Assume that you have an evaluation program that calculates average precision by looking only at the top 1,000 documents in the ranked list. Any relevant documents not found in the top 1,000 are assumed to occur at rank infinity—i.e., precision for that relevant document will be zero. (This is the way that average precision is calculated at TREC.)
Assume that a query is run against a collection of one million (1,000,000) documents and that of the 10 relevant documents, only 6 were found in the top 1,000. (1) For that query, what is the largest and smallest possible error in average precision caused by that assumption? (2) Similarly, how will precision at 10% recall be affected?

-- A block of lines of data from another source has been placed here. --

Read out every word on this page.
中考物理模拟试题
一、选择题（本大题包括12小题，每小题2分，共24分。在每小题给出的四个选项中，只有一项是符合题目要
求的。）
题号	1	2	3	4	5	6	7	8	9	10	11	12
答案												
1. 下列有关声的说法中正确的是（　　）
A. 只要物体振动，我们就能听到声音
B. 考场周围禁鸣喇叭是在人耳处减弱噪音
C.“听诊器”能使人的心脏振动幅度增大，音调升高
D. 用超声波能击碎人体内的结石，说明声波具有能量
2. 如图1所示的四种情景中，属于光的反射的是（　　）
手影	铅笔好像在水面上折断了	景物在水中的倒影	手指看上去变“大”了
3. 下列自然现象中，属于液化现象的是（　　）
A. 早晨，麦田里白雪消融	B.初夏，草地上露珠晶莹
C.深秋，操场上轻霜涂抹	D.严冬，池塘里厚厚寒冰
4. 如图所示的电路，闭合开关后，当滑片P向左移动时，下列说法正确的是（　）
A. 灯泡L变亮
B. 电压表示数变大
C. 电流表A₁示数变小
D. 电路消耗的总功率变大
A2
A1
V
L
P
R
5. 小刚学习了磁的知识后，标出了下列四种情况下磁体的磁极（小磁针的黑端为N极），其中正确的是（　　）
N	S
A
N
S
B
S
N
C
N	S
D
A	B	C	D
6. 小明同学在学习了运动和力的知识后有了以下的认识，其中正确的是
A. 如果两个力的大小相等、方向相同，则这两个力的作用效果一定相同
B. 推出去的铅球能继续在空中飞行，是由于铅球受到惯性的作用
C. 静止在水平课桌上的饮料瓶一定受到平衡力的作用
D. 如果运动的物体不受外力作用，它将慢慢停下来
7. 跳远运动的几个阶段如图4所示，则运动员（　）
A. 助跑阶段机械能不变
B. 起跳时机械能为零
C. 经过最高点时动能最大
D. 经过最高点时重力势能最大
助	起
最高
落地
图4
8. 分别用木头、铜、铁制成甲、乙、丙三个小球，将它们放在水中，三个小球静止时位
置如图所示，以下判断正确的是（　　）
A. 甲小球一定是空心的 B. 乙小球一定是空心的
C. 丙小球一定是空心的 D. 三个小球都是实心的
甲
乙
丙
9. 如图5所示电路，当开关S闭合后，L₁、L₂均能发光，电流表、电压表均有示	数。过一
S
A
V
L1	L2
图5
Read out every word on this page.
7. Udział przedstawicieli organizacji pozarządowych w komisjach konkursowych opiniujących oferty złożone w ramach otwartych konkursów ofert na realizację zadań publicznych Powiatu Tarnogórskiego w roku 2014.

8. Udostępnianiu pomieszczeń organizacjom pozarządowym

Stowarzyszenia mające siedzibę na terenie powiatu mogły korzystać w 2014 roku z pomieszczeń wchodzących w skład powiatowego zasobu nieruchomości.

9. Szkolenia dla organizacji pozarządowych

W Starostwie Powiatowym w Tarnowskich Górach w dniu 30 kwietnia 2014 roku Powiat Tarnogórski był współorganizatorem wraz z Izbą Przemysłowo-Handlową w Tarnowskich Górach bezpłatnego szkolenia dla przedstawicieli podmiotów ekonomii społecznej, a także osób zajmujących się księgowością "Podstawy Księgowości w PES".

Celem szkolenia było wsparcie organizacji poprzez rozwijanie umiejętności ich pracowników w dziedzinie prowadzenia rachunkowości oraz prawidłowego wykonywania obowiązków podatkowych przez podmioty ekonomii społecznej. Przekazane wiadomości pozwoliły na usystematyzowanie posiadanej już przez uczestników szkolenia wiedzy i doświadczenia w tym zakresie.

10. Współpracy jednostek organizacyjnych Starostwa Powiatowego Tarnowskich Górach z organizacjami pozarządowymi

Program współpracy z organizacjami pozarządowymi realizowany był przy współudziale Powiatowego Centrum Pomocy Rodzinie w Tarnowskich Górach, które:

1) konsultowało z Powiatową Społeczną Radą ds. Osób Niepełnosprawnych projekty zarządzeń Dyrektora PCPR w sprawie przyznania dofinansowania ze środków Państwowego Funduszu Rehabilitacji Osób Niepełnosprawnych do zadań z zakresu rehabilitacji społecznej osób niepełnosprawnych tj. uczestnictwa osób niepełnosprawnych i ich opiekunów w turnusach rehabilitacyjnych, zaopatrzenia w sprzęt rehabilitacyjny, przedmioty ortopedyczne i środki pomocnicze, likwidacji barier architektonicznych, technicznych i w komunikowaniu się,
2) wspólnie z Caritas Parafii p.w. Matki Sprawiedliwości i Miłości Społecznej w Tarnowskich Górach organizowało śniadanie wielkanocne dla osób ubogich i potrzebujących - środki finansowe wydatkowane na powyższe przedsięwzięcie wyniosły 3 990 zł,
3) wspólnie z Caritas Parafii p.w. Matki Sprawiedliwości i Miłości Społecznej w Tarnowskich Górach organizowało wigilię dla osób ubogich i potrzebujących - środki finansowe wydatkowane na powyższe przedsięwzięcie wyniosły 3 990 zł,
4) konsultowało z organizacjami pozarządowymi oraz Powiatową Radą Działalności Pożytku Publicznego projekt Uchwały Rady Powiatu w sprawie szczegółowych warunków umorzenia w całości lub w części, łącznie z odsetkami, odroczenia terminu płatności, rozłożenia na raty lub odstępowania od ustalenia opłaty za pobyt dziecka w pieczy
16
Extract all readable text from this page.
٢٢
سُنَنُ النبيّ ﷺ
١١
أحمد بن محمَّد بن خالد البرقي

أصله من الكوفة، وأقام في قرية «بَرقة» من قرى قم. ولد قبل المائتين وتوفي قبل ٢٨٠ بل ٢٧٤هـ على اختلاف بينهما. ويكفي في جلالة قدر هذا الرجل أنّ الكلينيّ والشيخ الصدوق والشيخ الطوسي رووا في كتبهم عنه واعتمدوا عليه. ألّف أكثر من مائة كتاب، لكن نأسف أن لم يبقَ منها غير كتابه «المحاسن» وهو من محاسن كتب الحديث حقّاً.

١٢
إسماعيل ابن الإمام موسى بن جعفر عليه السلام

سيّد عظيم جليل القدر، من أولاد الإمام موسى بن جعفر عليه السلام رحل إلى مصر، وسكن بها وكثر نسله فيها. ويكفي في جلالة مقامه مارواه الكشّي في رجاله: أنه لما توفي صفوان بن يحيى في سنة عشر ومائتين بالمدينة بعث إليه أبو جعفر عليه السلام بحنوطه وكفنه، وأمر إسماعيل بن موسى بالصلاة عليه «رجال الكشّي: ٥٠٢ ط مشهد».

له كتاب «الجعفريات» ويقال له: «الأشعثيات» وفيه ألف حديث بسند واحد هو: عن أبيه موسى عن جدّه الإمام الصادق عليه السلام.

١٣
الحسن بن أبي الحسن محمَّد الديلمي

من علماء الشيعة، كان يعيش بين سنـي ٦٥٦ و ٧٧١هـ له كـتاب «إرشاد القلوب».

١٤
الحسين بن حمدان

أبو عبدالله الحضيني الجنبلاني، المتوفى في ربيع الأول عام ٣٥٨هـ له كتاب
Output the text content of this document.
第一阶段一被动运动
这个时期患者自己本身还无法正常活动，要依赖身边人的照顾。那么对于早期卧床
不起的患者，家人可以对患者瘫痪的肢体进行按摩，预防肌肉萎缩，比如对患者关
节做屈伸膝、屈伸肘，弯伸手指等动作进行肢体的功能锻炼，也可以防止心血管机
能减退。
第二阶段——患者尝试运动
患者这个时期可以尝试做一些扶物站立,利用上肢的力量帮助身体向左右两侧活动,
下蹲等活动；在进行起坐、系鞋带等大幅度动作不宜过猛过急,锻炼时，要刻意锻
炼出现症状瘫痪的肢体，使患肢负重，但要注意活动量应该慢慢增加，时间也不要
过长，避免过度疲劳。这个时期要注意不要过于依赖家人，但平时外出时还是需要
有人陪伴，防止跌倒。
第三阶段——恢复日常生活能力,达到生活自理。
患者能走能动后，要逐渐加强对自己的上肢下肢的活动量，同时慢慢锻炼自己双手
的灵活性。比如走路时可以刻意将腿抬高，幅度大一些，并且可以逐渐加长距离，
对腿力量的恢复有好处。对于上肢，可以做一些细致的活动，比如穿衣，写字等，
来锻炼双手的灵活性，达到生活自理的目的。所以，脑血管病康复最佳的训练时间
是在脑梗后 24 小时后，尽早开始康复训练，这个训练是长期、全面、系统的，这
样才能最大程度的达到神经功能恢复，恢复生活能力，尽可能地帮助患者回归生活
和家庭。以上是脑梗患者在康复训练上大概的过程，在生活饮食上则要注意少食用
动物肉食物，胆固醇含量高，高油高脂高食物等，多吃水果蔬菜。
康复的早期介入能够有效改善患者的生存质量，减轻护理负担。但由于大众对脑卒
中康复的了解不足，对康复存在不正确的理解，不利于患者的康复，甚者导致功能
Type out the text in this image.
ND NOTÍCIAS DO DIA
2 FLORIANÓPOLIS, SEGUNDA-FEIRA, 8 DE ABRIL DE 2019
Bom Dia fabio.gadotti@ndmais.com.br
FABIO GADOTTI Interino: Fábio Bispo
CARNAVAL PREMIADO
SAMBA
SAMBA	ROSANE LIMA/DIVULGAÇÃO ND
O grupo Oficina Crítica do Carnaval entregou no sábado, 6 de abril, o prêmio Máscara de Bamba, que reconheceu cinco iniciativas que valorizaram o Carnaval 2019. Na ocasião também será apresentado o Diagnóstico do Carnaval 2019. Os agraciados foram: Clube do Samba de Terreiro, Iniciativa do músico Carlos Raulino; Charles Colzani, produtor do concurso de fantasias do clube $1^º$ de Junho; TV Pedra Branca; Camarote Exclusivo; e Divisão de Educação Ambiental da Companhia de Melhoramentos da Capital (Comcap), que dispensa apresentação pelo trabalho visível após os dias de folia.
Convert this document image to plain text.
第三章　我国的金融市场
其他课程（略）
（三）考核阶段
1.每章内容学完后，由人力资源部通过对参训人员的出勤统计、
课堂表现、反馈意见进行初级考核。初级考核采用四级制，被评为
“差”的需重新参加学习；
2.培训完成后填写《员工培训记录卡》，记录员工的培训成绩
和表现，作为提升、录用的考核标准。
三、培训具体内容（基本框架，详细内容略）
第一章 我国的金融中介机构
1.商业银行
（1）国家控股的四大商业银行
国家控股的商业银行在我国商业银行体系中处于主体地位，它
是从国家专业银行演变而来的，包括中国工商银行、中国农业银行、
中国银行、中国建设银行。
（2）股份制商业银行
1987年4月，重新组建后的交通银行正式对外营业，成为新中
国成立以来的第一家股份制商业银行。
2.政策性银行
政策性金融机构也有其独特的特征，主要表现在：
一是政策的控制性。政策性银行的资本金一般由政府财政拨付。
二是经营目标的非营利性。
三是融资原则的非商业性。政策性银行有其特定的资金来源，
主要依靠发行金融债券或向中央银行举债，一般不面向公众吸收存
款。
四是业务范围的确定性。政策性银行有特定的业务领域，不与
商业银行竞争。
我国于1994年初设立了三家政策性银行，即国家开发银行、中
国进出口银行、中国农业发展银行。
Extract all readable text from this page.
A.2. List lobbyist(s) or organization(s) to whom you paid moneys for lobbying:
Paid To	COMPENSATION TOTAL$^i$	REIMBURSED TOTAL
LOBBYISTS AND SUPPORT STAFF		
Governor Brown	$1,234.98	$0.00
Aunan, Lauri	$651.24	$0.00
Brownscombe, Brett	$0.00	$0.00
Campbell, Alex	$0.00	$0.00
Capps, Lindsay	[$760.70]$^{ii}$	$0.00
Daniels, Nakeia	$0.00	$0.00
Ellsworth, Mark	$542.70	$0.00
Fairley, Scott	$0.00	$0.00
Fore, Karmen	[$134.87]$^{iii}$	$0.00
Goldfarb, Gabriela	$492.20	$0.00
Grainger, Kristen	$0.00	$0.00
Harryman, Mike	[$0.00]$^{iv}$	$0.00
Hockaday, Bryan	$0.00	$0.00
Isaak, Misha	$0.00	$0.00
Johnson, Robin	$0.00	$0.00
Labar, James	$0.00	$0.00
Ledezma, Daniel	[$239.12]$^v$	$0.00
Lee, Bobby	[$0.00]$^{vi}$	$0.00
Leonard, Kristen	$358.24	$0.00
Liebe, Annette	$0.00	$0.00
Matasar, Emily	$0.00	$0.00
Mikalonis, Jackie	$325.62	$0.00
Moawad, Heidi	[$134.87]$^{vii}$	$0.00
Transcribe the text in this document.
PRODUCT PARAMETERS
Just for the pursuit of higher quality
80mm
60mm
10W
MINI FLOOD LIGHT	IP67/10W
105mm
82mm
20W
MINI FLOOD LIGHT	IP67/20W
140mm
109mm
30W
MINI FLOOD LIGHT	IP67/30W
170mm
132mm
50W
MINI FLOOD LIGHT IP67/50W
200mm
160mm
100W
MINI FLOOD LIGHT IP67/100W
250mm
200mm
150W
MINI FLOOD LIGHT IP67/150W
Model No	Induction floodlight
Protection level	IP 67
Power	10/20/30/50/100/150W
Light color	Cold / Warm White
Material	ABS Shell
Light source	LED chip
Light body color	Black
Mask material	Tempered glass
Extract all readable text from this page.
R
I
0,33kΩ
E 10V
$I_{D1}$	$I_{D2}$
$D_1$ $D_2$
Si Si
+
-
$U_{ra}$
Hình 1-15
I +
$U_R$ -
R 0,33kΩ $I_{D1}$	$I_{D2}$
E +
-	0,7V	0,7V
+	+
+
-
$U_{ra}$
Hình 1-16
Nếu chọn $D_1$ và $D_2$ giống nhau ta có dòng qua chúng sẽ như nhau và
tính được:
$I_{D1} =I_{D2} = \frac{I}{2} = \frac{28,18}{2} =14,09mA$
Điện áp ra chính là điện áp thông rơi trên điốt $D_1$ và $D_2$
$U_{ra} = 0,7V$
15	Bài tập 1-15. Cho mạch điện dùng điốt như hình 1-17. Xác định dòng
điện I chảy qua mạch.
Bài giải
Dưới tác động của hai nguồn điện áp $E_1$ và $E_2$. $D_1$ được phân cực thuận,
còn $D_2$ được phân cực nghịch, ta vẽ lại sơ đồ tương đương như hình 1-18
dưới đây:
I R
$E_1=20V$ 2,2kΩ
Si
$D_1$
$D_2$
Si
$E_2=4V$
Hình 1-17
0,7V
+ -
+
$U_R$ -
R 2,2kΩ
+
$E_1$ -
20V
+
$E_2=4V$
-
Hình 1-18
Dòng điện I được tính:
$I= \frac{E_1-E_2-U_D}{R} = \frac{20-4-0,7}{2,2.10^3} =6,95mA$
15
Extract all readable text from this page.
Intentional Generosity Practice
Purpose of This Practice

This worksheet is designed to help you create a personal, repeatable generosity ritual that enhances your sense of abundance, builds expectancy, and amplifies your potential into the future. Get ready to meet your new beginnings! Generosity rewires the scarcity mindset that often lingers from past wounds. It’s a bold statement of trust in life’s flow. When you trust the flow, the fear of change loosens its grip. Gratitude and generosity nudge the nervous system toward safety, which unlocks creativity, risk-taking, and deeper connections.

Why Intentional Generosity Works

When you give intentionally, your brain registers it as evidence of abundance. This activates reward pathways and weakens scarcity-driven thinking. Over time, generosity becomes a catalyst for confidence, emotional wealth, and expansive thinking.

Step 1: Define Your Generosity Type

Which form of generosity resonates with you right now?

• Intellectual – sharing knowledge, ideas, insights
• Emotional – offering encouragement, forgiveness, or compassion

In both cases, you do not have to compute the actual numbers, provided you show equations that will result in the correct numbers if calculated. (For example, if the answer were found by adding 4 and 5 [it isn’t], you could either answer “4+5” or “9” and either would be counted as correct.)
Borrowing ideas from query expansion (e.g., LCA), statistical stemming, and LSI, explain how you might use clustering of terms (words) to address the term independence problem. (You may certainly borrow ideas from other areas, too.) How likely do you think it is that such a system will improve effectiveness? Why do you believe that?
How does (1) stopping and (2) stemming reduce the size of inverted lists as stored on disk? Be as specific as you can.